Contoh-contoh pergaulan bebas yang dilakukan oleh remaja di Indonesia antara lain:

·       Seks bebas, melakukan perbuatan zina di luar nikah, serta bertukar-tukar pasangan.

·       Tawuran sesama pelajar baik itu dengan adu pukul atau menggunakan senjata tajam.

·       Merokok dan penyalahgunaan narkoba.

·       Keluar rumah, hidup di jalanan dan putus sekolah.

·       Dugem (dunia gemerlap), atau  clubbing, yaitu berkunjung ke diskotik atau klub malam, di mana merupakan gerbang menuju bentuk pergaulan bebas lainnya.
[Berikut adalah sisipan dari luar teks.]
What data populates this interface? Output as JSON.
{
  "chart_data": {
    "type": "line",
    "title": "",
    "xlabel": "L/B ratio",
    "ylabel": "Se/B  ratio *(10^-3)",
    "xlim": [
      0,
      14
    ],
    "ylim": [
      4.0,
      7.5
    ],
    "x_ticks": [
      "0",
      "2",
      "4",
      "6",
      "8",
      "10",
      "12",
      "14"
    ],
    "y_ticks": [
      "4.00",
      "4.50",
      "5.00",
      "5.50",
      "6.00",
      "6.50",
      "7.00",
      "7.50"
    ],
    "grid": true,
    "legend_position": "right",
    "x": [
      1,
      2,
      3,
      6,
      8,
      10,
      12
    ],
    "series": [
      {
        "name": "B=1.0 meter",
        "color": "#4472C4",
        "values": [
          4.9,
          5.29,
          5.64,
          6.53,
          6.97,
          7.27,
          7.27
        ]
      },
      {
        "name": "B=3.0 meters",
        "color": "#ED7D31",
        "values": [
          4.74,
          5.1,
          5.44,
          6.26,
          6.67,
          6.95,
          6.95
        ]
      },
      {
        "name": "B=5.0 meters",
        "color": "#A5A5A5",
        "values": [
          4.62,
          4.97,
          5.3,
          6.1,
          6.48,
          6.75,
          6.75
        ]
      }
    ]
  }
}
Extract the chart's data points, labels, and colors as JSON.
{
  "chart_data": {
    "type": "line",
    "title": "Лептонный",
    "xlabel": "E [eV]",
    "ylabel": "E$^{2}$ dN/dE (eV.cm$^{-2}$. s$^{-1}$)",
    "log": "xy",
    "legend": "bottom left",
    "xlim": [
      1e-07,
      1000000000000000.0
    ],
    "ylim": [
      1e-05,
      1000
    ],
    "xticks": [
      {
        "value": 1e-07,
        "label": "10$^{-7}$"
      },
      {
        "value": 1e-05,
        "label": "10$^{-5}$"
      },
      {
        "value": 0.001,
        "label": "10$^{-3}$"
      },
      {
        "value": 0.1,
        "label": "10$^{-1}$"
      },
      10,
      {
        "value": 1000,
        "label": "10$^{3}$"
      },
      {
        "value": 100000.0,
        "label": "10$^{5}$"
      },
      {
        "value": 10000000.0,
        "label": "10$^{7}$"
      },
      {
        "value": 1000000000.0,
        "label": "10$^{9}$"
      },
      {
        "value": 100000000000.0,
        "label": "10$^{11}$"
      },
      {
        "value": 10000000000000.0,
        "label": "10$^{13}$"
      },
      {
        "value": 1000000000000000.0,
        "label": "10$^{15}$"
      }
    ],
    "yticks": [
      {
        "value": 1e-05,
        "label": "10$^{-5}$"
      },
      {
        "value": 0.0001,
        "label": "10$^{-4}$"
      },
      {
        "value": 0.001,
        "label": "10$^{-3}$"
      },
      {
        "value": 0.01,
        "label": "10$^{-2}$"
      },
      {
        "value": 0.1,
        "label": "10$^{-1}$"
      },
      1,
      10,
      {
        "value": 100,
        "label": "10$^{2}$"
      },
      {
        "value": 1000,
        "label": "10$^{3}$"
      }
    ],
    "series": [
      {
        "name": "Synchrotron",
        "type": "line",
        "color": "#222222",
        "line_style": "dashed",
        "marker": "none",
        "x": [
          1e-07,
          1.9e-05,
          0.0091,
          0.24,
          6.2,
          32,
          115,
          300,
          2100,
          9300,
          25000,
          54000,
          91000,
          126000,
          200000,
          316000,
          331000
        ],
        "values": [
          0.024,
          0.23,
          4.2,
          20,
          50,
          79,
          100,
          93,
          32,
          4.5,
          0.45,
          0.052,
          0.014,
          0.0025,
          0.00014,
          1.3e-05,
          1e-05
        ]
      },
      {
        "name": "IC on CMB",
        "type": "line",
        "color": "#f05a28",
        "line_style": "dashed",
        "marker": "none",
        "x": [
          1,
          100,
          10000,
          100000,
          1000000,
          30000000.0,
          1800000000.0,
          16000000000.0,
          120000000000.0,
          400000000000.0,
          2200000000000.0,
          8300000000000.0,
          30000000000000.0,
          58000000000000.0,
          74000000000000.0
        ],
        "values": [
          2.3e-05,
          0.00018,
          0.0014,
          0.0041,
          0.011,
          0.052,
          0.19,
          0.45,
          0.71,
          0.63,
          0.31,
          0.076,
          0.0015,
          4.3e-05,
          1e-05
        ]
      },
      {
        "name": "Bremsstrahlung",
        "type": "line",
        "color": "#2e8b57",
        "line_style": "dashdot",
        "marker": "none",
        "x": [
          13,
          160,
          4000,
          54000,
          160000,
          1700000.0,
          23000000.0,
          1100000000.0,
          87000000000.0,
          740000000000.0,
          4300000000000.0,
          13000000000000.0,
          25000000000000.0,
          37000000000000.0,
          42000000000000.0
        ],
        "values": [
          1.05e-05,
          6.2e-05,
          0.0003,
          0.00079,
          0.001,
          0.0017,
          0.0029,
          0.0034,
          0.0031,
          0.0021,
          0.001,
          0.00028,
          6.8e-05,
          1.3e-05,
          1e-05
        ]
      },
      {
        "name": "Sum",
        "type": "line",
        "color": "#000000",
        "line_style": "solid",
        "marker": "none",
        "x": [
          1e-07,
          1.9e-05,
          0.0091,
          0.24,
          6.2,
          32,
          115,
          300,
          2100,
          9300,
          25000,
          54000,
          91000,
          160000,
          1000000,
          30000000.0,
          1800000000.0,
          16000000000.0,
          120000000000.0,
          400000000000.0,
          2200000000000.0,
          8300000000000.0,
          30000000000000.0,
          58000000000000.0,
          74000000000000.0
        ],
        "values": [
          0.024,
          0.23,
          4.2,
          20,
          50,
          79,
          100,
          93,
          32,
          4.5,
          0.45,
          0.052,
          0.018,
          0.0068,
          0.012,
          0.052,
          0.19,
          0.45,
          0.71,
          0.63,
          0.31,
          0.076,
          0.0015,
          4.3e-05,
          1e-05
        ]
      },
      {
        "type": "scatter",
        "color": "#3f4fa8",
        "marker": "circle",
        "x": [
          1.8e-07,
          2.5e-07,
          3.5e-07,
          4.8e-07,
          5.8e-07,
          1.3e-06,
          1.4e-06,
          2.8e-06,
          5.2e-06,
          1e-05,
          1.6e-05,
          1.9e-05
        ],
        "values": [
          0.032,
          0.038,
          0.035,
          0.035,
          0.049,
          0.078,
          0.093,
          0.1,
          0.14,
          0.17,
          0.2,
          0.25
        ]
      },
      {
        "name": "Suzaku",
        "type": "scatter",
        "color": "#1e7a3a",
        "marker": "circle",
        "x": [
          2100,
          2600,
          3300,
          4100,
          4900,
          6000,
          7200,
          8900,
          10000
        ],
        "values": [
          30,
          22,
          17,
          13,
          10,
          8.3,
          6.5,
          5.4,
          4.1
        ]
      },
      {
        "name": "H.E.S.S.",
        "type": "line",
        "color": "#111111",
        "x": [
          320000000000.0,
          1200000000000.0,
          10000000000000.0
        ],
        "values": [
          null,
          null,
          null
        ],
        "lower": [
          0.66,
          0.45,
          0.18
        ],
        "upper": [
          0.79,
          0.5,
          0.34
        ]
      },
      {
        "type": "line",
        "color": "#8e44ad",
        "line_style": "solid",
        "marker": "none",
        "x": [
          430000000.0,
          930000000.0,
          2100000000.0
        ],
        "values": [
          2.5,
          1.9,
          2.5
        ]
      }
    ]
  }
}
Dugem adalah hiburan malam yang umumnya tidak dibatasi dengan norma-norma sosial masyarakat penganut budaya timur.


AKTIVITAS PEMBELAJARAN KE-2

Setelah peserta didik mempelajari hakikat bahaya pergaulan bebas, dilanjutkan dengan mempelajari dampak bahaya pergaulan bebas bagi diri sendiri dan bagi lingkungan.

 

Bentuk-bentuk dampak bahaya pergaulan bebas bagi diri sendiri dan bagi lingkungan yang dipelajari, antara lain sebagai berikut:

Dampak bahaya pergaulan bebas bagi diri sendiri dan bagi lingkungan

·       Peserta didik diminta mengmati dan mengkaji materi tentang dampak bahaya pergaulan bebas bagi diri sendiri dan bagi lingkungan, seperti bacaan berikut ini atau peserta didik dapat juga memperkaya dengan bacaan-bacaan dari sumber-sumber yang lain.

Resiko terhadap pergaulan bebas

Melakukan hubungan seks secara bebas merupakan akibat pertama dari pergaulan bebas yang merupakan lingkaran setan yang tidak ada putusnya dengan berbagai akibat di berbagai bidang antara lain di bidang sosial, agama dan kesehatan antara lain sebagai berikut:

·       Dalam seks bebas terkumpul bermacam-macam dosa dan keburukan yakni berkurangnya iman si penzina, hilangnya sikap menjaga diri dari dosa, buruk kepribadian dan hilangnya rasa cemburu.

·       Seks bebas menghilangkan rasa malu, padahal dalam agama malu merupakan suatu hal yang amat ditekankan dan dianggap perhiasan yang sangat indah khususnya bagi wanita.

·       Menjadikan wajah pelakunya muram dan gelap. 

·       Membuat hati menjadi gelap dan mematikan sinarnya. 

·       Menjadikan pelakunya selalu dalam kemiskinan atau merasa demikian sehingga tidak pernah merasa cukup dengan apa yang diterimanya. 

·       Akan menghilangkan kehormatan pelakunya dan jatuh martabatnya baik di hadapan Tuhan maupun sesama manusia. 

·       Tuhan akan mencampakkan sifat liar di hati penzina, sehingga pandangan matanya liar dan tidak terjaga.

·       Pelaku seks bebas akan dipandang oleh manusia dengan pandangan muak dan tidak percaya. 

·       Zina mengeluarkan bau busuk yang mampu dicium oleh orangorang yang memiliki ‘qalbun salim’ (hati yang bersih) melalui mulut atau badannya.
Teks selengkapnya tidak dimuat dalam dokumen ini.